Written by Abigail Sawyer (Senior Editor)

The lab-made antibodies could be utilized in future cancer treatments after a successful trial in mice models.

Recent studies have used antibodies in combination with chemotherapy to successfully treat cancer with immunotherapy treatments. However, it is difficult to control where the antibodies trigger immune responses outside of the cancer cells so there are often uncomfortable side-effects, including inflammation.

Aptamers are lab-made molecules, created using single RNA or DNA strands, which can function like antibodies and target cancer cells to the same extent. Their use appears to have no toxic side effects.

“The benefit of aptamers compared to antibodies is that we have more control over where they go and what they do,” explained senior author Bruce Sullenger.

In this new study, published in the Proceedings of the National Academy of Sciences, researchers from the Duke University Medical Center (NC, USA) have shown that the use of aptamers to treat prostate cancer in a mouse model killed the tumor and left healthy tissue almost completely unharmed.

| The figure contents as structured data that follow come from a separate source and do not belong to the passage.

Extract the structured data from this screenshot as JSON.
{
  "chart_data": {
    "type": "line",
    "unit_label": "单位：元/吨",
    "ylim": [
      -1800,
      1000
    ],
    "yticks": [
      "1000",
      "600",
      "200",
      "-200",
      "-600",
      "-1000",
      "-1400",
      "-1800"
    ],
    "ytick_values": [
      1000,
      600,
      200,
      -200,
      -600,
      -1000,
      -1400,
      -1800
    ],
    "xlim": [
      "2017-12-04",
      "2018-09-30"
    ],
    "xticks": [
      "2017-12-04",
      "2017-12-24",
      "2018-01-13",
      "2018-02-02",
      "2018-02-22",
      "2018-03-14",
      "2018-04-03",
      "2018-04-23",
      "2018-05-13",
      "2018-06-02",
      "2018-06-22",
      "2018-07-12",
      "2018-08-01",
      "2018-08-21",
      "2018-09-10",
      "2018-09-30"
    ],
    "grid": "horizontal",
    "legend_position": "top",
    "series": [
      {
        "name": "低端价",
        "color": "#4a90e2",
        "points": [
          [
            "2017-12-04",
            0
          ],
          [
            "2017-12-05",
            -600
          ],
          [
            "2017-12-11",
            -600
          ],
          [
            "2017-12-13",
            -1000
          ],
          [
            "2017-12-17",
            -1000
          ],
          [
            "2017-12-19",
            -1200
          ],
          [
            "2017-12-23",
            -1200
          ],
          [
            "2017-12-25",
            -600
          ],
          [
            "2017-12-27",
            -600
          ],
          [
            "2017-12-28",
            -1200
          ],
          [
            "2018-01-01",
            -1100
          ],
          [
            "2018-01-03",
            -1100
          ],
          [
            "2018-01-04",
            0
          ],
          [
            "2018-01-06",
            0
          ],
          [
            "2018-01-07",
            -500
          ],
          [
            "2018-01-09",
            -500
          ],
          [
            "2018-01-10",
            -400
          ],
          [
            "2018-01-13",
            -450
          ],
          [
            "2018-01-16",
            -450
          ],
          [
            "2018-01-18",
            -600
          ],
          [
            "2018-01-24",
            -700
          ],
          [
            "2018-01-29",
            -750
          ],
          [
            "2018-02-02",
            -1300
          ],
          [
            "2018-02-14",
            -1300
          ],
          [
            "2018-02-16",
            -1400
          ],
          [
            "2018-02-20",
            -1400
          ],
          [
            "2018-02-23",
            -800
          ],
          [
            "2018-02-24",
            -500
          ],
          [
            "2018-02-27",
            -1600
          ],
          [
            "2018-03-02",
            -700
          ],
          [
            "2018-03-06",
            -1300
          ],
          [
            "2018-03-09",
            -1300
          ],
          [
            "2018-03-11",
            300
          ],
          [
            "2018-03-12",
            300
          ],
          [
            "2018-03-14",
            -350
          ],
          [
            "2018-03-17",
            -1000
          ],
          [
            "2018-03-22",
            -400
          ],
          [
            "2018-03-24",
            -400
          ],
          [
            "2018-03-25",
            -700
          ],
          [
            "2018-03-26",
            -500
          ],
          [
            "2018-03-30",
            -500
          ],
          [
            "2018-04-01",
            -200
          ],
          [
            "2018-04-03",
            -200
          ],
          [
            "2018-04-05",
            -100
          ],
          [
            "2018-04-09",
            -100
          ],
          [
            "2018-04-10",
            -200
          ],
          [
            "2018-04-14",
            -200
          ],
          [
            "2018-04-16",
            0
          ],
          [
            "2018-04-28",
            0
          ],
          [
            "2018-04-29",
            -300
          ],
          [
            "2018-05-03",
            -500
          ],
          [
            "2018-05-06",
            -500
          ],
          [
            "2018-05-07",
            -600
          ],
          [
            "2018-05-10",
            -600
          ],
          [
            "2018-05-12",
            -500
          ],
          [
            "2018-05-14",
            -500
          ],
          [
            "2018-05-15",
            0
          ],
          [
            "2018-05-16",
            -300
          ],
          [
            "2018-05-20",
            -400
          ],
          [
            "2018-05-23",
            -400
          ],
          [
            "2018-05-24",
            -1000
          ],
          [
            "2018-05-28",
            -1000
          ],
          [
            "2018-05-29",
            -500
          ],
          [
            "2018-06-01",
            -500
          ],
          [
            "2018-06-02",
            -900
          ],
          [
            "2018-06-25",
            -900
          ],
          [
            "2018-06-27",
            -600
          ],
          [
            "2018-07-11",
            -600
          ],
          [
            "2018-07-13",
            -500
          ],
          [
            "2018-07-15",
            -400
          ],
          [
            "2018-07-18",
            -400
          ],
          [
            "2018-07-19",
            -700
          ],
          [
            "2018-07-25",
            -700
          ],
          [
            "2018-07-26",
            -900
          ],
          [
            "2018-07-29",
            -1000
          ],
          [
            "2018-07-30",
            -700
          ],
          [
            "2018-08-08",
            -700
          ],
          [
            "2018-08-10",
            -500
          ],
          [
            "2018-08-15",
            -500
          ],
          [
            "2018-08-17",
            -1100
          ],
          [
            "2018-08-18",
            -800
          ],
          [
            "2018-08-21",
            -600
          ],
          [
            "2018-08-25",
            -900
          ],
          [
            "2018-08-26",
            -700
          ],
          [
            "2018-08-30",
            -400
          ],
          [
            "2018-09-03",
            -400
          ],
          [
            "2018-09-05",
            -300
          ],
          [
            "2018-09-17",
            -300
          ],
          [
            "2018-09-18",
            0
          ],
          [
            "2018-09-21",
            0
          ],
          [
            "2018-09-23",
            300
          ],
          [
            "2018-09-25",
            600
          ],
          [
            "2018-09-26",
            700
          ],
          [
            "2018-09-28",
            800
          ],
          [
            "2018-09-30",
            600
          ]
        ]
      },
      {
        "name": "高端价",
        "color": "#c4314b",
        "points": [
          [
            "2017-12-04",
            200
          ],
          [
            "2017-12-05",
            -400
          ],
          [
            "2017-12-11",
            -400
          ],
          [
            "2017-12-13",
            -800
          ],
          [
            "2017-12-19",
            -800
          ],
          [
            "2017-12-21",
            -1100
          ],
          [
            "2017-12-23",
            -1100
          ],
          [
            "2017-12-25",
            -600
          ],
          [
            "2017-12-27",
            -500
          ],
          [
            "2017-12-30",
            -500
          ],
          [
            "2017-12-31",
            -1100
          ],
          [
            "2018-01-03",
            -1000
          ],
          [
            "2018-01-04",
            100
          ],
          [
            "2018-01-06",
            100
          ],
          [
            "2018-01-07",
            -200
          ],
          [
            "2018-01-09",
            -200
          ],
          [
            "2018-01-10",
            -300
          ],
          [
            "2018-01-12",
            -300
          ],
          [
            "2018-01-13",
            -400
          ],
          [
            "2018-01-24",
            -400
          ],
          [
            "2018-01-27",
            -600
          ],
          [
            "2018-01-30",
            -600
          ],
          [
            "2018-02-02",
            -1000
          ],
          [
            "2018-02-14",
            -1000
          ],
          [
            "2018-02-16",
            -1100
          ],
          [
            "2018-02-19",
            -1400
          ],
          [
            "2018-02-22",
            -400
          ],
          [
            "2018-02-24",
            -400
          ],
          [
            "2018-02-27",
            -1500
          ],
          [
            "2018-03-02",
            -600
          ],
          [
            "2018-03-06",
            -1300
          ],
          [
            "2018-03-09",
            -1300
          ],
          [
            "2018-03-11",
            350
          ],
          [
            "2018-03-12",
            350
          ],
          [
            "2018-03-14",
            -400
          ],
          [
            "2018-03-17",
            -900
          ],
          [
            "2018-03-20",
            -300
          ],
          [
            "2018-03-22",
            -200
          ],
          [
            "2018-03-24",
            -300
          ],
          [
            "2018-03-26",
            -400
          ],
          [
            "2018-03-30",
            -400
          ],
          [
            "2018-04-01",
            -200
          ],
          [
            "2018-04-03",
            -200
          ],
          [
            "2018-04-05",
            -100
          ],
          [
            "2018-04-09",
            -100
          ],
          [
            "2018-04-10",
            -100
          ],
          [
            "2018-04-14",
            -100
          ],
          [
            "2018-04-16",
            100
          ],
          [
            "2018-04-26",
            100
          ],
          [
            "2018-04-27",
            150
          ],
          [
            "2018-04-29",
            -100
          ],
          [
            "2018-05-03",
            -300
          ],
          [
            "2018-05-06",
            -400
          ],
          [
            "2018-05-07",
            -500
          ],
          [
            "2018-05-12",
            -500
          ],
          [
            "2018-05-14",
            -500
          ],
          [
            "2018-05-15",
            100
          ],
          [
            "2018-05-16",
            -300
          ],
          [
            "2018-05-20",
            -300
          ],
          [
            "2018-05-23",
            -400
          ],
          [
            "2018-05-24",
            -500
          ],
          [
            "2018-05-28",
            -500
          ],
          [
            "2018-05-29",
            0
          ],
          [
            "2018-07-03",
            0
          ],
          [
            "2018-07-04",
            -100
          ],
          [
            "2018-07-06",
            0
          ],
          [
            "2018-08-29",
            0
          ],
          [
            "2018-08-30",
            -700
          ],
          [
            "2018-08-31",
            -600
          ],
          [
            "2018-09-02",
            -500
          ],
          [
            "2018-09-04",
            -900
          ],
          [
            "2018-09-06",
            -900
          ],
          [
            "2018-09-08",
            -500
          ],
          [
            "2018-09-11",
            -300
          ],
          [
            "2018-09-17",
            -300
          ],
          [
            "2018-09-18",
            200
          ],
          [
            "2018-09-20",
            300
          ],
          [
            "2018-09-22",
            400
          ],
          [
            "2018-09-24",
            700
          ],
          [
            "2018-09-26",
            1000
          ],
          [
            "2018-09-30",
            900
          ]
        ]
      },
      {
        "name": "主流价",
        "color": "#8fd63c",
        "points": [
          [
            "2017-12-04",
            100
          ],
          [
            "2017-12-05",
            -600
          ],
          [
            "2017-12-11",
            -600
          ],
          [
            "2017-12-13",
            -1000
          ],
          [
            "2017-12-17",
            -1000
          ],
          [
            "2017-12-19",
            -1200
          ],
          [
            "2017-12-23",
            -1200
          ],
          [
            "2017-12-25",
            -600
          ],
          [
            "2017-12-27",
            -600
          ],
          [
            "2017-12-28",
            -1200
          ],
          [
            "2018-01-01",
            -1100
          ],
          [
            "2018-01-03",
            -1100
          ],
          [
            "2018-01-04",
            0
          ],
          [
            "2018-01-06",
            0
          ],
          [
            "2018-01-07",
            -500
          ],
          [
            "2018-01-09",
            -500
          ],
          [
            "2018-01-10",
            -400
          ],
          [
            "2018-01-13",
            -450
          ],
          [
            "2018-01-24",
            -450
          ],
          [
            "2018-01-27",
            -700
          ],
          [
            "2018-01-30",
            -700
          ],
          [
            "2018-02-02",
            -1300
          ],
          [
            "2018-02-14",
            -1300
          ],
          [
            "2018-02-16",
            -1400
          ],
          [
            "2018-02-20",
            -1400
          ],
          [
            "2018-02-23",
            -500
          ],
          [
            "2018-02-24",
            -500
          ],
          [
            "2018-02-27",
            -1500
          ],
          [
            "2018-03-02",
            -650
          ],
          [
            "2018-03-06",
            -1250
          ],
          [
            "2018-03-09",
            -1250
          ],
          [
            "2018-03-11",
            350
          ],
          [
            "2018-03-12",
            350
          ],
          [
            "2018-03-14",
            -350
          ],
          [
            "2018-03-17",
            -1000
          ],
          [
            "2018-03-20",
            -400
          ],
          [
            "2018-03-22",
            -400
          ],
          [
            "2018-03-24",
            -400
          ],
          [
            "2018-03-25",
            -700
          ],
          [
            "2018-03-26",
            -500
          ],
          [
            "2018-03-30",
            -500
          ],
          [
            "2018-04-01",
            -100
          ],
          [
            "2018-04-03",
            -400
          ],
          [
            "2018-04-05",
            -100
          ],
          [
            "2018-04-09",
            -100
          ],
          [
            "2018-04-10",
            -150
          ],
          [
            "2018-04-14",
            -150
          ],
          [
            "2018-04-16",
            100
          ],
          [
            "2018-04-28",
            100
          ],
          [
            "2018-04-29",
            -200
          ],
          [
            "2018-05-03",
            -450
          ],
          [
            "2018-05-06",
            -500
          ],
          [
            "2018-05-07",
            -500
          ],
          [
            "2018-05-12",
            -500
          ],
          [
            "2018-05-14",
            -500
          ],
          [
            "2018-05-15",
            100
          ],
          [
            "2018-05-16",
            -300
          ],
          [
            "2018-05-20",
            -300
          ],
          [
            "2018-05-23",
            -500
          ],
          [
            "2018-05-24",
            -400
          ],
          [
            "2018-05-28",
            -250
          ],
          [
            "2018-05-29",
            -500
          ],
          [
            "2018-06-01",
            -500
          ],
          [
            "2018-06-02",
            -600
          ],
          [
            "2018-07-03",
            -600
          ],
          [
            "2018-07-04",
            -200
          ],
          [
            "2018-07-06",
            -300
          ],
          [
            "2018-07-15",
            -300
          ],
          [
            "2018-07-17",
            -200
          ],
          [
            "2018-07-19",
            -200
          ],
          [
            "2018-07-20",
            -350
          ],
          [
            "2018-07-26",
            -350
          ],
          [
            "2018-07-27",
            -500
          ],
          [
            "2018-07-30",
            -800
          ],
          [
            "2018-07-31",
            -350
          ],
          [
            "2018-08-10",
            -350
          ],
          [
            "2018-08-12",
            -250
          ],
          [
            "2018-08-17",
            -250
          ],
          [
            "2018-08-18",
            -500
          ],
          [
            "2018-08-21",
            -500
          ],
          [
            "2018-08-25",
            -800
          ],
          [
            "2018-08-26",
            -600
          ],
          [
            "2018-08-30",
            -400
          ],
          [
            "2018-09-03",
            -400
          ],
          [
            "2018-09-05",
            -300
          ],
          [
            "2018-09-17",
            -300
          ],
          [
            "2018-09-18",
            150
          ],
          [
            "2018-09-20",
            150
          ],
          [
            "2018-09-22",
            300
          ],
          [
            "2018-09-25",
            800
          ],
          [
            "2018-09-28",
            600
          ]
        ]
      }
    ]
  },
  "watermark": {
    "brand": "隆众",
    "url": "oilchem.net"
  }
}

The team focused on an aptamer named E3 that targets prostate cancer cells. E3 was combined with a small dose of a highly toxic chemotherapy agent and injected into mice with human prostate cancer tumors.

The mice receiving the treatment lived up to 74 days, whilst the mice that did not receive any treatment only lived for 46 days.

“In our study, we also developed an antidote that shuts down the aptamer almost immediately, and this is an advantage if, for whatever reason, there might be an adverse reaction,” continued Sullenger.

“That was one of the really exciting things from this work,” commented lead author Bethany Powell Gray, Duke University Medical Center.

“Because they are single strands of RNA, they can be reversed by using a complimentary portion of RNA that will bind and make a double strand to unfold the aptamer.”

The research shows great promise for the future of cancer therapies, if the same positive responses are received in additional animal and human studies.